As ubiquitous as Office is, most people use only a fraction of its features
Microsoft Office is without a doubt the killer app of the Windows era and must be the most pervasive software application of all time. Almost everyone uses it, either at work or at home. But despite its widespread adoption, only a handful of the Office suite components are typically used: Microsoft Word, Excel, Outlook, Access, and PowerPoint—and to a lesser degree, Publisher 2003, InfoPath, and OneNote. As one of the most feature-rich products ever made, Office has far more features than most people are familiar with. Of the many little-known tools in Microsoft Office 2003, here are my 10 favorites.
10. Picture Manager—In Office 2003, Microsoft Office Picture Manager replaces Photo Editor. Accessible from the Microsoft Office Tools menu, Picture Manager lets you locate, manage, edit, and share digital photos. If you've ever helped a friend try to locate pictures that he uploaded from his digital camera and promptly lost, you'll understand the value of Picture Manager.
9. Internet Free/Busy service—To share your calendar with other people across the Internet, you can use the Internet Free/Busy service (IFB). To access the IFB, go to Outlook and click Tools, Options, Calendar Options, Free/Busy options.
8. Document Scanning and Document Imaging—Microsoft Office Document Scanning and the related Microsoft Office Document Imaging work together. The scanning tool lets you use your scanner to capture images, and the imaging tool lets you view and annotate documents, rearrange multipage documents, and send document images through email. You access both tools from the Microsoft Office Tools menu.

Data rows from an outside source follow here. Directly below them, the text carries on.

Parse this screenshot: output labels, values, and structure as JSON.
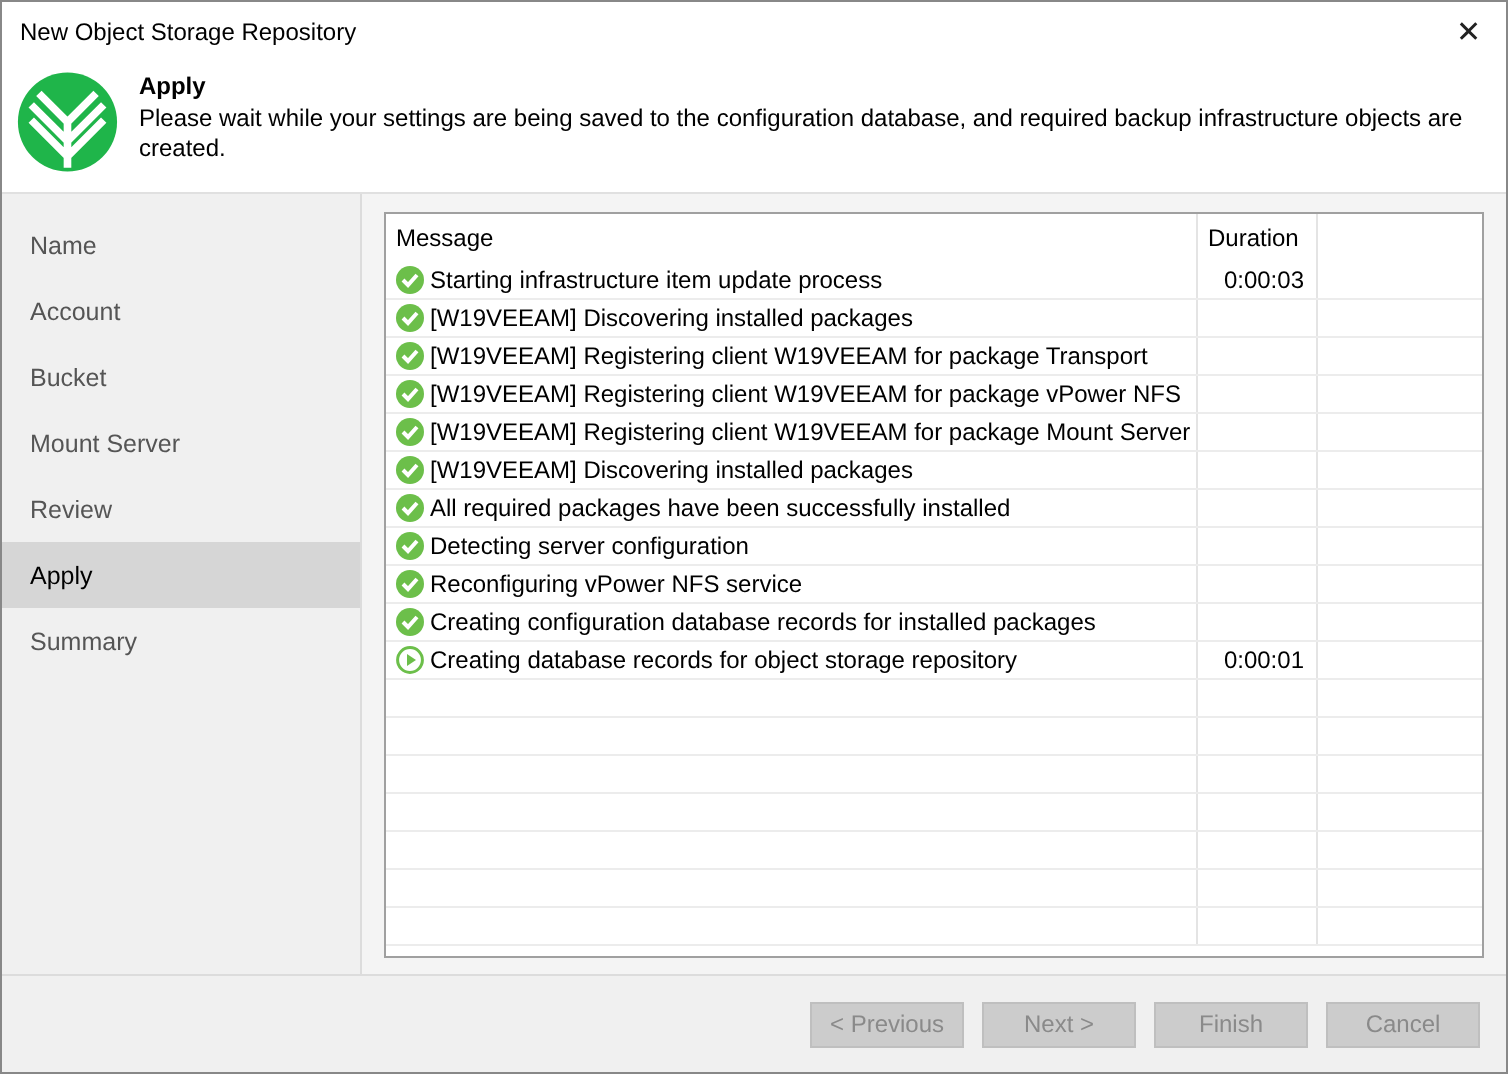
{
  "window": {
    "title": "New Object Storage Repository",
    "close": "✕"
  },
  "header": {
    "title": "Apply",
    "description": "Please wait while your settings are being saved to the configuration database, and required backup infrastructure objects are created."
  },
  "steps": [
    {
      "label": "Name",
      "selected": false
    },
    {
      "label": "Account",
      "selected": false
    },
    {
      "label": "Bucket",
      "selected": false
    },
    {
      "label": "Mount Server",
      "selected": false
    },
    {
      "label": "Review",
      "selected": false
    },
    {
      "label": "Apply",
      "selected": true
    },
    {
      "label": "Summary",
      "selected": false
    }
  ],
  "table": {
    "columns": [
      "Message",
      "Duration"
    ],
    "rows": [
      {
        "kind": "done",
        "message": "Starting infrastructure item update process",
        "duration": "0:00:03"
      },
      {
        "kind": "done",
        "message": "[W19VEEAM] Discovering installed packages"
      },
      {
        "kind": "done",
        "message": "[W19VEEAM] Registering client W19VEEAM for package Transport"
      },
      {
        "kind": "done",
        "message": "[W19VEEAM] Registering client W19VEEAM for package vPower NFS"
      },
      {
        "kind": "done",
        "message": "[W19VEEAM] Registering client W19VEEAM for package Mount Server"
      },
      {
        "kind": "done",
        "message": "[W19VEEAM] Discovering installed packages"
      },
      {
        "kind": "done",
        "message": "All required packages have been successfully installed"
      },
      {
        "kind": "done",
        "message": "Detecting server configuration"
      },
      {
        "kind": "done",
        "message": "Reconfiguring vPower NFS service"
      },
      {
        "kind": "done",
        "message": "Creating configuration database records for installed packages"
      },
      {
        "kind": "running",
        "message": "Creating database records for object storage repository",
        "duration": "0:00:01"
      }
    ]
  },
  "buttons": [
    {
      "label": "< Previous",
      "disabled": true
    },
    {
      "label": "Next >",
      "disabled": true
    },
    {
      "label": "Finish",
      "disabled": true
    },
    {
      "label": "Cancel",
      "disabled": true
    }
  ]
}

7. Equation Editor—Expressing mathematical formulas in documents can be a challenge. Equation Editor provides a toolbar of symbols and automatically adjusts font size and spacing as you build an equation. From Microsoft Word, click Insert, Object, then select Microsoft Equation 3.0 from the Object type menu.
6. XML task pane—InfoPath and Excel aren't the only Office tools that can work with XML—you can also open and edit XML documents by using Word's XML pane. To open the pane, click View, Task Pane and select XML Structure from the drop-down box in the upper left corner of the window.
5. Research task pane—The integrated Research pane lets you easily do research as you write, without leaving Word. Click View, Task Pane, then select Research from the drop-down box in the window's upper left corner. With the pane open, you can type words or highlight document selections and look up information in an online dictionary and encyclopedia.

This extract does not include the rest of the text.